SINGAPORE - Enticed by a monthly salary of $2,700, a Taiwanese man came to Singapore to work as a runner for a crime syndicate which cheated seven victims out of nearly $1 million in a police impersonation scam.
The victims include an 82-year-old Singaporean man who lost $650,000 after being conned into handing over his bank details.
On Monday (June 4), Huang Ying-Chun, 53, was sentenced to 6½ years' jail for his role in the operation.
Huang was recruited last June by a man known only as Ah Fei. He was told to go to Singapore and collect and hand over "documents" as instructed.
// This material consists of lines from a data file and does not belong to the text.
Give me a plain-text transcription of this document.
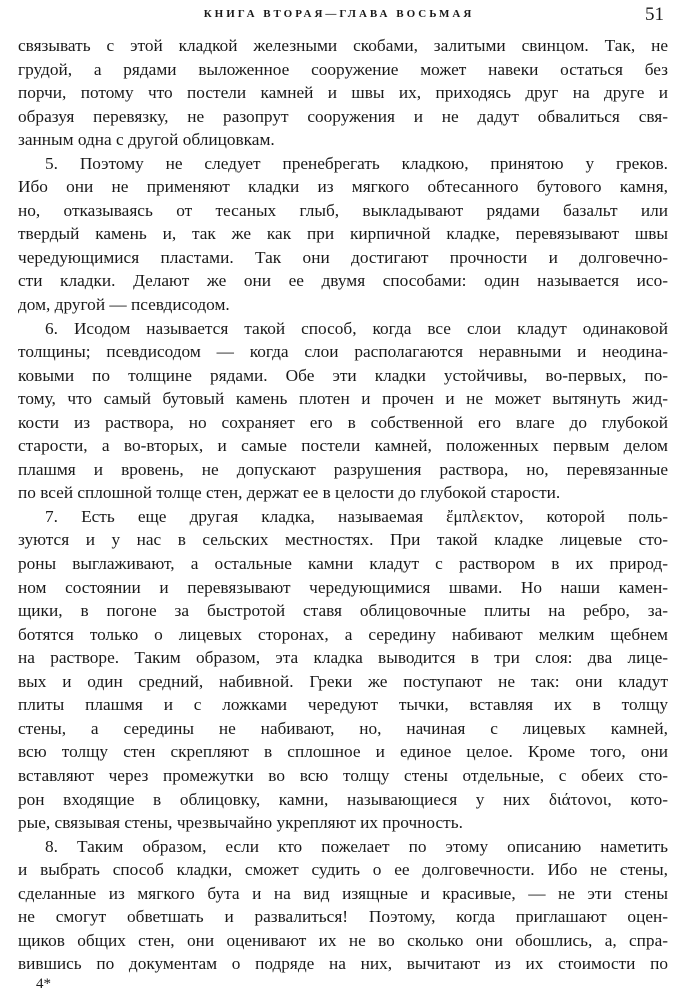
КНИГА ВТОРАЯ—ГЛАВА ВОСЬМАЯ	51
связывать с этой кладкой железными скобами, залитыми свинцом. Так, не
грудой, а рядами выложенное сооружение может навеки остаться без
порчи, потому что постели камней и швы их, приходясь друг на друге и
образуя перевязку, не разопрут сооружения и не дадут обвалиться свя-
занным одна с другой облицовкам.
5. Поэтому не следует пренебрегать кладкою, принятою у греков.
Ибо они не применяют кладки из мягкого обтесанного бутового камня,
но, отказываясь от тесаных глыб, выкладывают рядами базальт или
твердый камень и, так же как при кирпичной кладке, перевязывают швы
чередующимися пластами. Так они достигают прочности и долговечно-
сти кладки. Делают же они ее двумя способами: один называется исо-
дом, другой — псевдисодом.
6. Исодом называется такой способ, когда все слои кладут одинаковой
толщины; псевдисодом — когда слои располагаются неравными и неодина-
ковыми по толщине рядами. Обе эти кладки устойчивы, во-первых, по-
тому, что самый бутовый камень плотен и прочен и не может вытянуть жид-
кости из раствора, но сохраняет его в собственной его влаге до глубокой
старости, а во-вторых, и самые постели камней, положенных первым делом
плашмя и вровень, не допускают разрушения раствора, но, перевязанные
по всей сплошной толще стен, держат ее в целости до глубокой старости.
7. Есть еще другая кладка, называемая ἔμπλεκτον, которой поль-
зуются и у нас в сельских местностях. При такой кладке лицевые сто-
роны выглаживают, а остальные камни кладут с раствором в их природ-
ном состоянии и перевязывают чередующимися швами. Но наши камен-
щики, в погоне за быстротой ставя облицовочные плиты на ребро, за-
ботятся только о лицевых сторонах, а середину набивают мелким щебнем
на растворе. Таким образом, эта кладка выводится в три слоя: два лице-
вых и один средний, набивной. Греки же поступают не так: они кладут
плиты плашмя и с ложками чередуют тычки, вставляя их в толщу
стены, а середины не набивают, но, начиная с лицевых камней,
всю толщу стен скрепляют в сплошное и единое целое. Кроме того, они
вставляют через промежутки во всю толщу стены отдельные, с обеих сто-
рон входящие в облицовку, камни, называющиеся у них διάτονοι, кото-
рые, связывая стены, чрезвычайно укрепляют их прочность.
8. Таким образом, если кто пожелает по этому описанию наметить
и выбрать способ кладки, сможет судить о ее долговечности. Ибо не стены,
сделанные из мягкого бута и на вид изящные и красивые, — не эти стены
не смогут обветшать и развалиться! Поэтому, когда приглашают оцен-
щиков общих стен, они оценивают их не во сколько они обошлись, а, спра-
вившись по документам о подряде на них, вычитают из их стоимости по
4*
He arrived on June 21 of last year with co-accused Chen Peng-Yu, 34. But the next day, he realised that the documents were actually bundles of cash - namely $50,000 from a man who had fallen victim to a phone call asking him to give his bank account details to the police.
Although Huang had reason to suspect that he was involved in a crime, he continued to work as a runner for the syndicate, the court heard.
This modus operandi was repeated as the syndicate targeted another six victims - including 82-year-old Tan Kok Phuang, who was cheated on nine occasions over nine consecutive days. Most of the $650,000 he lost was handed over in batches of $75,000.
In all the cases, the victims had their money transferred to unrelated third parties, who were then instructed by syndicate operatives pretending to be police, to withdraw the cash and hand it to Huang and his co-accused.
Of the $957,000 collected by the syndicate, only $1,050 has been recovered.
Huang and five others - mostly suspected runners - have been arrested, though court documents did not reveal how. Huang, who was arrested last July, is the first to be dealt with in the case.
Deputy Public Prosecutor Lee Ti-Ting said Huang was motivated by greed as he was in financial difficulties. She added that most of the victims, who were aged 50 to 82, were elderly. She also said that the sole purpose of Huang's stay in Singapore was for criminal purposes.
She pointed out that in 2016, there were reportedly 487 police impersonation scams which cheated victims out of a total of S$23 million and that it is "notoriously difficult" to investigate international syndicates.
In mitigation, Huang told the court in Mandarin that he has two elderly parents and that his mother has been suffering from depression. He also said through an interpreter: "I'm very remorseful, please give me one last chance to turn over a new leaf."
District Judge Ng Peng Hong said that he had to "send a strong signal" to foreigners that Singapore "is not a place you can commit offences and get away with it lightly".
For dealing with the benefits of criminal conduct, Huang could have faced up to 10 years in jail, with a fine of up to $500,000.